Никита замолчал, в немалой сердечной тревоге и печали, чувствуя, как трудно в эту минуту решать свою судьбу Лукерье, легонько пожал ей локоть. И вспомнил ныне поутру происшедшую нежданную для них обоих и оттого стократ радостнее встречу…
Казаки гурьбой, с прибаутками и веселыми песнями сходили со стругов на астраханский берег. Иных тут же, словно пчелы лакомый цветок, облепляли женки и ребятишки; другой, истосковавшись по женской горячей ласке, с хохотом обнимал и прижимал к груди посадскую альбо городскую девицу или молодуху, целовал в пышущие огнем щеки, успев шепнуть нечто такое, от чего девка, отбиваясь, убегала в краске стыда, а молодки с оханьем опускали к земле озорные глаза.
Никиту Кузнецова никто на берегу не ждал, разве что ненароком мог очутиться здесь кто-то из самарских стрельцов. Крепко сомневался он, допустят ли стрелецкие головы своих подчиненных к свободному общению с недавними еще «государевыми изменщиками и ворами». Но когда, поправив мешок за спиной, по сходням сбежал на берег, в глазах зарябило от пестроты нарядов астраханских посадских и горожан, от обилия кафтанов московских стрельцов — голубых из Лопухина приказа, розовых — из приказа Семена Кузьмина, вишневого цвета — из приказа Федора Алексеева. Мелькали тут и там малиновые кафтаны стрельцов приказа Головленкова.

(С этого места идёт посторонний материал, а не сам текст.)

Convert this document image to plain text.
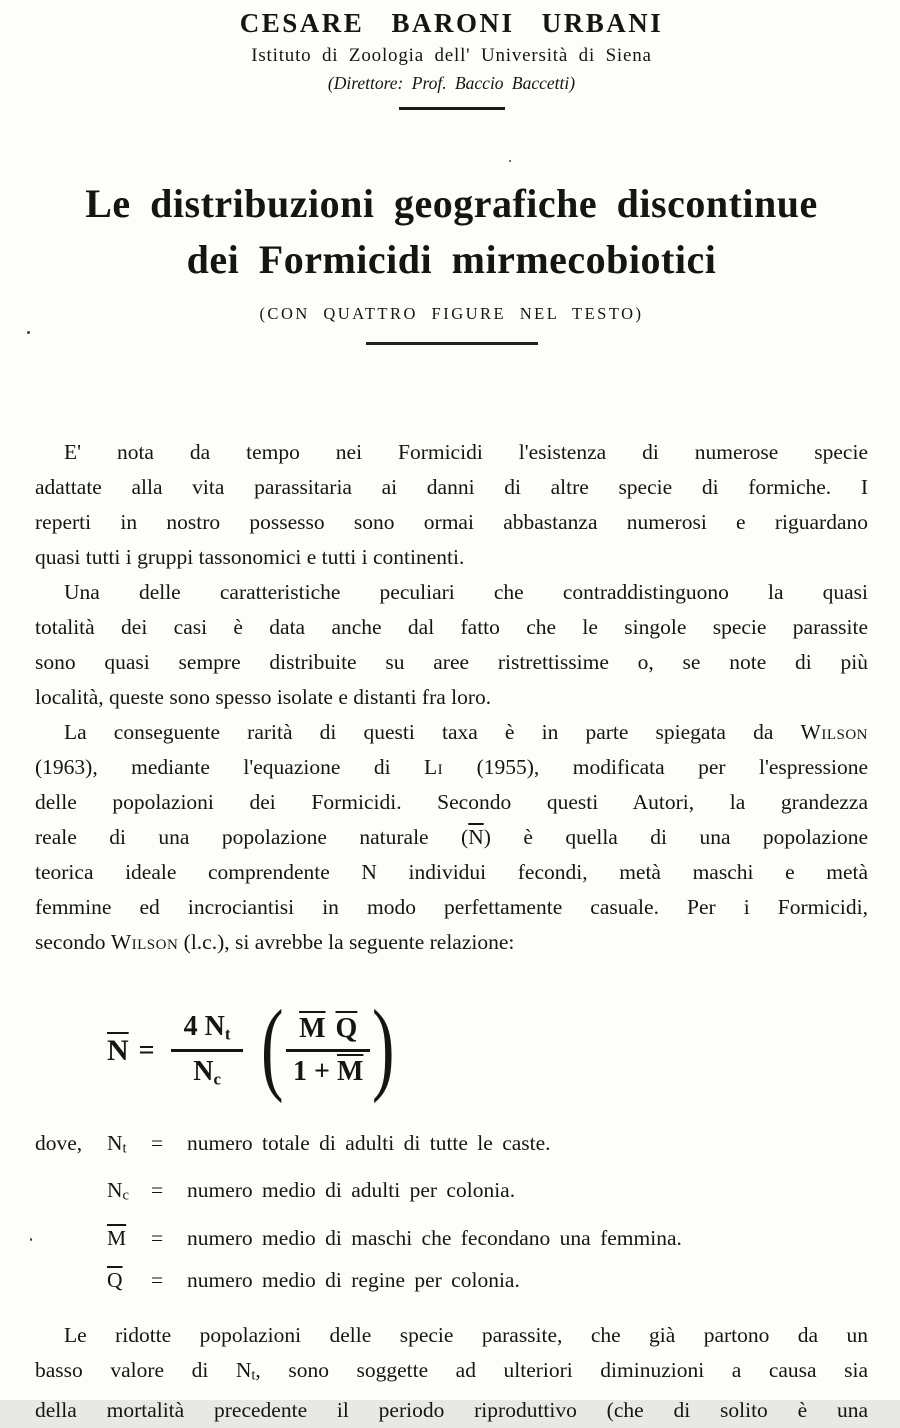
CESARE BARONI URBANI
Istituto di Zoologia dell' Università di Siena
(Direttore: Prof. Baccio Baccetti)
Le distribuzioni geografiche discontinue
dei Formicidi mirmecobiotici
(CON QUATTRO FIGURE NEL TESTO)
E' nota da tempo nei Formicidi l'esistenza di numerose specie
adattate alla vita parassitaria ai danni di altre specie di formiche. I
reperti in nostro possesso sono ormai abbastanza numerosi e riguardano
quasi tutti i gruppi tassonomici e tutti i continenti.
Una delle caratteristiche peculiari che contraddistinguono la quasi
totalità dei casi è data anche dal fatto che le singole specie parassite
sono quasi sempre distribuite su aree ristrettissime o, se note di più
località, queste sono spesso isolate e distanti fra loro.
La conseguente rarità di questi taxa è in parte spiegata da Wilson
(1963), mediante l'equazione di Li (1955), modificata per l'espressione
delle popolazioni dei Formicidi. Secondo questi Autori, la grandezza
reale di una popolazione naturale $(\overline{N})$ è quella di una popolazione
teorica ideale comprendente N individui fecondi, metà maschi e metà
femmine ed incrociantisi in modo perfettamente casuale. Per i Formicidi,
secondo Wilson (l.c.), si avrebbe la seguente relazione:
$\overline{N} = \frac{4 Nt}{Nc}$ ( $\frac{\overline{M} \overline{Q}}{1 + \overline{M}}$ )
dove,	Nt	=	numero totale di adulti di tutte le caste.
Nc	=	numero medio di adulti per colonia.
$\overline{M}$	=	numero medio di maschi che fecondano una femmina.
$\overline{Q}$	=	numero medio di regine per colonia.
Le ridotte popolazioni delle specie parassite, che già partono da un
basso valore di Nt, sono soggette ad ulteriori diminuzioni a causa sia
della mortalità precedente il periodo riproduttivo (che di solito è una
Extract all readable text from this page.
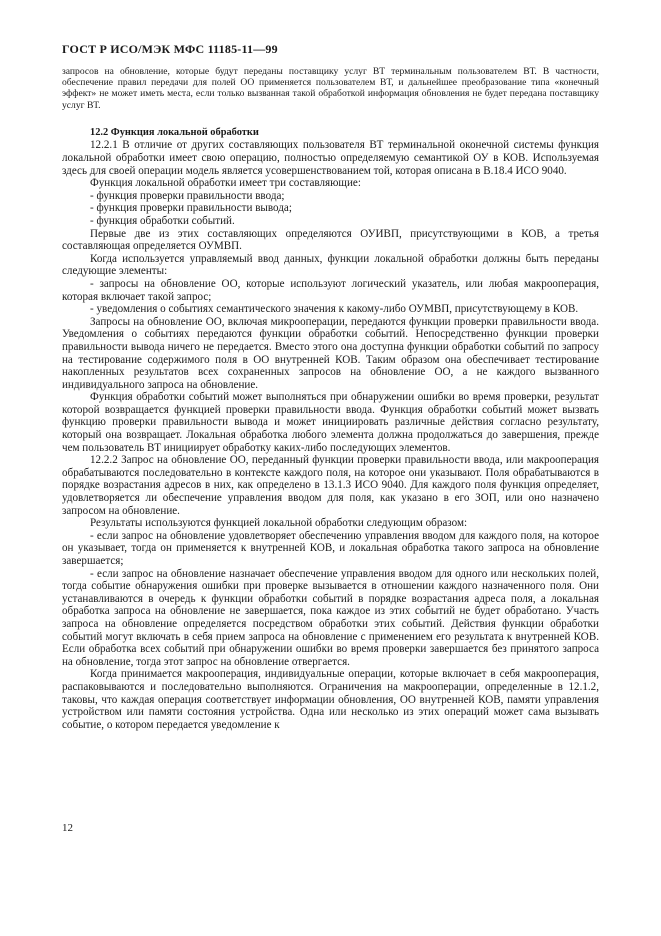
ГОСТ Р ИСО/МЭК МФС 11185-11—99

запросов на обновление, которые будут переданы поставщику услуг ВТ терминальным пользователем ВТ. В частности, обеспечение правил передачи для полей ОО применяется пользователем ВТ, и дальнейшее преобразование типа «конечный эффект» не может иметь места, если только вызванная такой обработкой информация обновления не будет передана поставщику услуг ВТ.

12.2 Функция локальной обработки

12.2.1 В отличие от других составляющих пользователя ВТ терминальной оконечной системы функция локальной обработки имеет свою операцию, полностью определяемую семантикой ОУ в КОВ. Используемая здесь для своей операции модель является усовершенствованием той, которая описана в В.18.4 ИСО 9040.

Функция локальной обработки имеет три составляющие:

- функция проверки правильности ввода;
- функция проверки правильности вывода;
- функция обработки событий.

Первые две из этих составляющих определяются ОУИВП, присутствующими в КОВ, а третья составляющая определяется ОУМВП.

Когда используется управляемый ввод данных, функции локальной обработки должны быть переданы следующие элементы:

- запросы на обновление ОО, которые используют логический указатель, или любая макрооперация, которая включает такой запрос;
- уведомления о событиях семантического значения к какому-либо ОУМВП, присутствующему в КОВ.

Запросы на обновление ОО, включая микрооперации, передаются функции проверки правильности ввода. Уведомления о событиях передаются функции обработки событий. Непосредственно функции проверки правильности вывода ничего не передается. Вместо этого она доступна функции обработки событий по запросу на тестирование содержимого поля в ОО внутренней КОВ. Таким образом она обеспечивает тестирование накопленных результатов всех сохраненных запросов на обновление ОО, а не каждого вызванного индивидуального запроса на обновление.

Функция обработки событий может выполняться при обнаружении ошибки во время проверки, результат которой возвращается функцией проверки правильности ввода. Функция обработки событий может вызвать функцию проверки правильности вывода и может инициировать различные действия согласно результату, который она возвращает. Локальная обработка любого элемента должна продолжаться до завершения, прежде чем пользователь ВТ инициирует обработку каких-либо последующих элементов.

12.2.2 Запрос на обновление ОО, переданный функции проверки правильности ввода, или макрооперация обрабатываются последовательно в контексте каждого поля, на которое они указывают. Поля обрабатываются в порядке возрастания адресов в них, как определено в 13.1.3 ИСО 9040. Для каждого поля функция определяет, удовлетворяется ли обеспечение управления вводом для поля, как указано в его ЗОП, или оно назначено запросом на обновление.

Результаты используются функцией локальной обработки следующим образом:

- если запрос на обновление удовлетворяет обеспечению управления вводом для каждого поля, на которое он указывает, тогда он применяется к внутренней КОВ, и локальная обработка такого запроса на обновление завершается;
- если запрос на обновление назначает обеспечение управления вводом для одного или нескольких полей, тогда событие обнаружения ошибки при проверке вызывается в отношении каждого назначенного поля. Они устанавливаются в очередь к функции обработки событий в порядке возрастания адреса поля, а локальная обработка запроса на обновление не завершается, пока каждое из этих событий не будет обработано. Участь запроса на обновление определяется посредством обработки этих событий. Действия функции обработки событий могут включать в себя прием запроса на обновление с применением его результата к внутренней КОВ. Если обработка всех событий при обнаружении ошибки во время проверки завершается без принятого запроса на обновление, тогда этот запрос на обновление отвергается.

Когда принимается макрооперация, индивидуальные операции, которые включает в себя макрооперация, распаковываются и последовательно выполняются. Ограничения на макрооперации, определенные в 12.1.2, таковы, что каждая операция соответствует информации обновления, ОО внутренней КОВ, памяти управления устройством или памяти состояния устройства. Одна или несколько из этих операций может сама вызывать событие, о котором передается уведомление к

12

«Будто вся Москва ратная прибыла в Астрахань к возвращению казацкой вольницы», — отметил с тревогой про себя Никита и поспешил по выложенному камнями склону берега в сторону посада, над которым высились каменные стены и башни кремля. В толпе астраханских торговых гостей Никита приметил несколько человек в кизылбашских пестрых нарядах, удивился проворству и изрядной смелости персов.
«Ишь, басурмане! Не убоялись в столь смутное время по морю с товарами пуститься! У тезиков завсегда так, кто смел, тот первым куш съел…» И все же, словно бык на красную тряпку, насупился, готовый к всякой пакости со стороны недавних измывателей. Быть может, именно поэтому вдруг уловил мимолетное, казалось бы, происшествие: один из персов, натолкнувшись на пристальный взгляд Никиты Кузнецова, постоял так миг, ухватил кизылбашскую женку за руку и втиснулся плечом в толпу, норовя скрыться. Словно роковым ударом грома пораженный, скорее по наитию сердца, чем осознанно, Никита издали крикнул что было сил:
— Али! Сто-ой, перс поганы-ый!
Опознанный тезик, будто юркая ящерица в спасительную каменную трещину, еще глубже полез в толпу. Женщина, не понимая причины испуга тезика, растерянно оглядывалась по сторонам. И Никита, заглушая царивший вокруг тысячеголосый гвалт, снова заорал, как если бы от этого крика зависела его жизнь:
— Лу-уша-а! Это я, Ники-ита!
Никита увидел, что Лукерья раскрыла рот — должно быть, услышала его и вскрикнула что-то в ответ.